= Long Island State Parkway Police =

Long Island State Parkway Police patch

The Long Island State Parkway Police is a defunct New York State law enforcement agency that once patrolled state parks and parkways on Long Island, New York.

== History ==
After the New York State Park Commission was first created in 1902, New York State Police had responsibility for patrolling parks and parkways. In 1946, Long Island State Park Commission President Robert Moses created the Long Island State Park Police Department to patrol Long Island’s parks. Throughout its existence, the force was strongly identified with Moses, the so-called "master builder," and provided his chauffeurs and bodyguards.

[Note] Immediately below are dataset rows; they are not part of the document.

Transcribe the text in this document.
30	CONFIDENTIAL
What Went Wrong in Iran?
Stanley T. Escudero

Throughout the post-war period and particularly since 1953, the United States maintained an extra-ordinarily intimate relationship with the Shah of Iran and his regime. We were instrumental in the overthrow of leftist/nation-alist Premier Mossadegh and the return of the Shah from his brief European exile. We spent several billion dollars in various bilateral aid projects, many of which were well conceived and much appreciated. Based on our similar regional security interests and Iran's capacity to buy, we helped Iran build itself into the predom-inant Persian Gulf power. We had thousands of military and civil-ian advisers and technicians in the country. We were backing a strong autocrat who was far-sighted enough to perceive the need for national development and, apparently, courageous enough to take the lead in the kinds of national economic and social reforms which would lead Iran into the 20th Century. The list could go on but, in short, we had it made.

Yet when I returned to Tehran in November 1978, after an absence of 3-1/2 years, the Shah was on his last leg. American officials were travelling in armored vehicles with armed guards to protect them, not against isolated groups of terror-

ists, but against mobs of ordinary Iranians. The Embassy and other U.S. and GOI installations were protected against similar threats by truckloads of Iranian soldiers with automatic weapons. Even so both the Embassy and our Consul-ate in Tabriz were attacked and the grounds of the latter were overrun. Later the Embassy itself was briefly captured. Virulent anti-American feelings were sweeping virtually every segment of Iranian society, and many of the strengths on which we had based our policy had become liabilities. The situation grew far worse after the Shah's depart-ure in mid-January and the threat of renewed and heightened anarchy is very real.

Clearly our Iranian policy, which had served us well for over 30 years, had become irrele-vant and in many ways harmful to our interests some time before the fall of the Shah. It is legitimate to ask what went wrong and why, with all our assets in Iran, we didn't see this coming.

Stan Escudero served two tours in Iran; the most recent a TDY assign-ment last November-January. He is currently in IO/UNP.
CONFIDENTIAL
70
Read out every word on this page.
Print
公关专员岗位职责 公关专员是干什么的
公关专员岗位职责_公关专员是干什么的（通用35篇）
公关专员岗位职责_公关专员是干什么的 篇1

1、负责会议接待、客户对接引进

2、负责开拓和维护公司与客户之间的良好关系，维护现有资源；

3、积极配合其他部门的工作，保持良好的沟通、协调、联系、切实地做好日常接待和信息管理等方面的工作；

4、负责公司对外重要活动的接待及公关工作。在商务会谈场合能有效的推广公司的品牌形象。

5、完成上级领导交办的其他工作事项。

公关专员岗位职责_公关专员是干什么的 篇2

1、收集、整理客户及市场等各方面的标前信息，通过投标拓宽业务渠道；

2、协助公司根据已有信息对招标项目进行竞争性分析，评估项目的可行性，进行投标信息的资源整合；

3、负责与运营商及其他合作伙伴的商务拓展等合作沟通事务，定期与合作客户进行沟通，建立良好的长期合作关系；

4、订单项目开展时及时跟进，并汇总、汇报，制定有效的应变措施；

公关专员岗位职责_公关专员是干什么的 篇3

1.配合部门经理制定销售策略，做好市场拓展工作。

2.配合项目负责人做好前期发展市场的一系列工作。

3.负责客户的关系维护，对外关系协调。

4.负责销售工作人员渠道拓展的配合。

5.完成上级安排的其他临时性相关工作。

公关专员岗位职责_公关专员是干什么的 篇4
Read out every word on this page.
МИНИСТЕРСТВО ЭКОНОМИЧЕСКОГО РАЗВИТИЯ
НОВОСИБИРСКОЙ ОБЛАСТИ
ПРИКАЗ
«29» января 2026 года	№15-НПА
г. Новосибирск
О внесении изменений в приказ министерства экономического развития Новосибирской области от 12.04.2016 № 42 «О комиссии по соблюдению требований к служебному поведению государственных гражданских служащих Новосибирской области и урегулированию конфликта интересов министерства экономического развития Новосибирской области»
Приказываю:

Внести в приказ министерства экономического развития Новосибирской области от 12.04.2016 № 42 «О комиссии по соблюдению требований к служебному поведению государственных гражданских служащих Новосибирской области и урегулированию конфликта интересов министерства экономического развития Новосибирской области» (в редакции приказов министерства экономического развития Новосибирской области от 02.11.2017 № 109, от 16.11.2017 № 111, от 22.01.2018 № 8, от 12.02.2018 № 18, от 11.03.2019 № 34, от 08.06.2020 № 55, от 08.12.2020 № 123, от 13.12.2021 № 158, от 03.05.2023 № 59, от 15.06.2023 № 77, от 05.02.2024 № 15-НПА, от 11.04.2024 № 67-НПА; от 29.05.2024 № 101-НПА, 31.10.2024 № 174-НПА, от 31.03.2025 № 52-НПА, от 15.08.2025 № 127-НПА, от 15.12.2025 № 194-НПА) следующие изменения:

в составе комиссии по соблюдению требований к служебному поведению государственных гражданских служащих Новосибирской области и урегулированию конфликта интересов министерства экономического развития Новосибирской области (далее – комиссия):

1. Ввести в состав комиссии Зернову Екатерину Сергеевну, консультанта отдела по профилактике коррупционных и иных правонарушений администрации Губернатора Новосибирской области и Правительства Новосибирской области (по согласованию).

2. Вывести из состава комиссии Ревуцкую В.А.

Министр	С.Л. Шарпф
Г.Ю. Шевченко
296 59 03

In 1950, the name of the agency was changed to the Long Island State Parkway Police to reflect its added responsibility of patrolling the parkways in addition to the parks.

=== Dissolution ===
In 1980, with Moses's power broken, the New York State legislature passed legislation giving the New York State Police responsibility for the state parkways, while the New York State Park Police maintained responsibility for the parks. Officers of the Long Island State Parkway Police were given the option of transferring to either the State Police or the State Park Police.

Headquartered at Belmont Lake State Park in North Babylon, the New York State Park Police currently patrols 25000 acre of parkland in Nassau and Suffolk Counties.

== Fallen officers ==
During the existence of the Long Island State Parkway Police Department, two officers died in the line of duty.